Unsung Heroes
BRINGING TO LIFE THE LGBTQ HISTORY OF MANCHESTER THROUGH THE STORY OF TWO INCREDIBLE WOMEN
WORDS DANIELLE MUSTARDE
UNSUNG HEROES
Angela, Luchia, and now, Luchia
Angela marching in 2017, Manchester Women’s Aid banner
Canal Street in Manchester.
PHOTOS LUCHIA FITZGERALD/ANGELA COOPER, ALICE SMITH
Luchia Fitzgerald, 70, and 67-year-old Angela Cooper have spent the last half a century fighting for their rights as women and as lesbians. Their work revolutionised Manchester throughout the 60s and 70s, and has transformed the lives of thousands of women since, yet no record of them exists in the city’s archives. That is until filmmakers Alice Smith and Joe Ingham began making a documentary about their story, titled Invisible Women. Here’s how it all began.
ANGELA RUBBERNECKIN’
In the 60s, when Luchia and I met, I was a student involved with something called the Gay Liberation Front. We really wanted to reach out to what we then called the “straight-gay community”. It makes me laugh now when I think about it, because we were a little like the Salvation Army, you know?

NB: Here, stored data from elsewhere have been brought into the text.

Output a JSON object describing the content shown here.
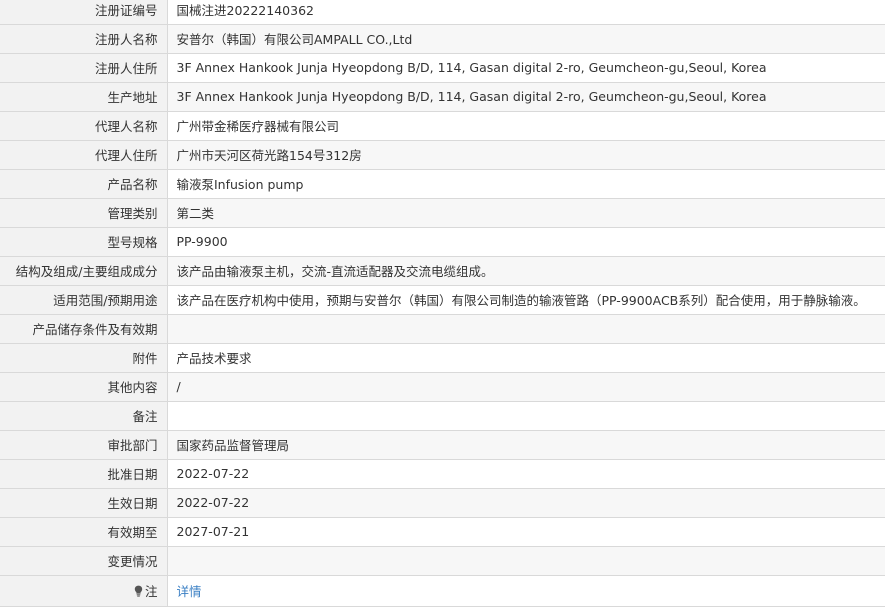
{
  "rows": [
    {
      "label": "注册证编号",
      "value": "国械注进20222140362"
    },
    {
      "label": "注册人名称",
      "value": "安普尔（韩国）有限公司AMPALL CO.,Ltd"
    },
    {
      "label": "注册人住所",
      "value": "3F Annex Hankook Junja Hyeopdong B/D, 114, Gasan digital 2-ro, Geumcheon-gu,Seoul, Korea"
    },
    {
      "label": "生产地址",
      "value": "3F Annex Hankook Junja Hyeopdong B/D, 114, Gasan digital 2-ro, Geumcheon-gu,Seoul, Korea"
    },
    {
      "label": "代理人名称",
      "value": "广州带金稀医疗器械有限公司"
    },
    {
      "label": "代理人住所",
      "value": "广州市天河区荷光路154号312房"
    },
    {
      "label": "产品名称",
      "value": "输液泵Infusion pump"
    },
    {
      "label": "管理类别",
      "value": "第二类"
    },
    {
      "label": "型号规格",
      "value": "PP-9900"
    },
    {
      "label": "结构及组成/主要组成成分",
      "value": "该产品由输液泵主机，交流-直流适配器及交流电缆组成。"
    },
    {
      "label": "适用范围/预期用途",
      "value": "该产品在医疗机构中使用，预期与安普尔（韩国）有限公司制造的输液管路（PP-9900ACB系列）配合使用，用于静脉输液。"
    },
    {
      "label": "产品储存条件及有效期",
      "value": ""
    },
    {
      "label": "附件",
      "value": "产品技术要求"
    },
    {
      "label": "其他内容",
      "value": "/"
    },
    {
      "label": "备注",
      "value": ""
    },
    {
      "label": "审批部门",
      "value": "国家药品监督管理局"
    },
    {
      "label": "批准日期",
      "value": "2022-07-22"
    },
    {
      "label": "生效日期",
      "value": "2022-07-22"
    },
    {
      "label": "有效期至",
      "value": "2027-07-21"
    },
    {
      "label": "变更情况",
      "value": ""
    }
  ],
  "note": {
    "label": "注",
    "icon": "lightbulb-icon",
    "link_text": "详情",
    "link_color": "#3a7fc4"
  }
}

We thought, ‘We’ll go out and reach the masses!’ That’d be something. So myself and a friend went into a gay club called The Picador. We were trying to talk to people, we had little leaflets and things, but we weren’t getting a great deal of feedback. That was until we noticed somebody sitting at the table next to us rubberneckin’ – and that somebody turned out to be a 23-year-old Luchia.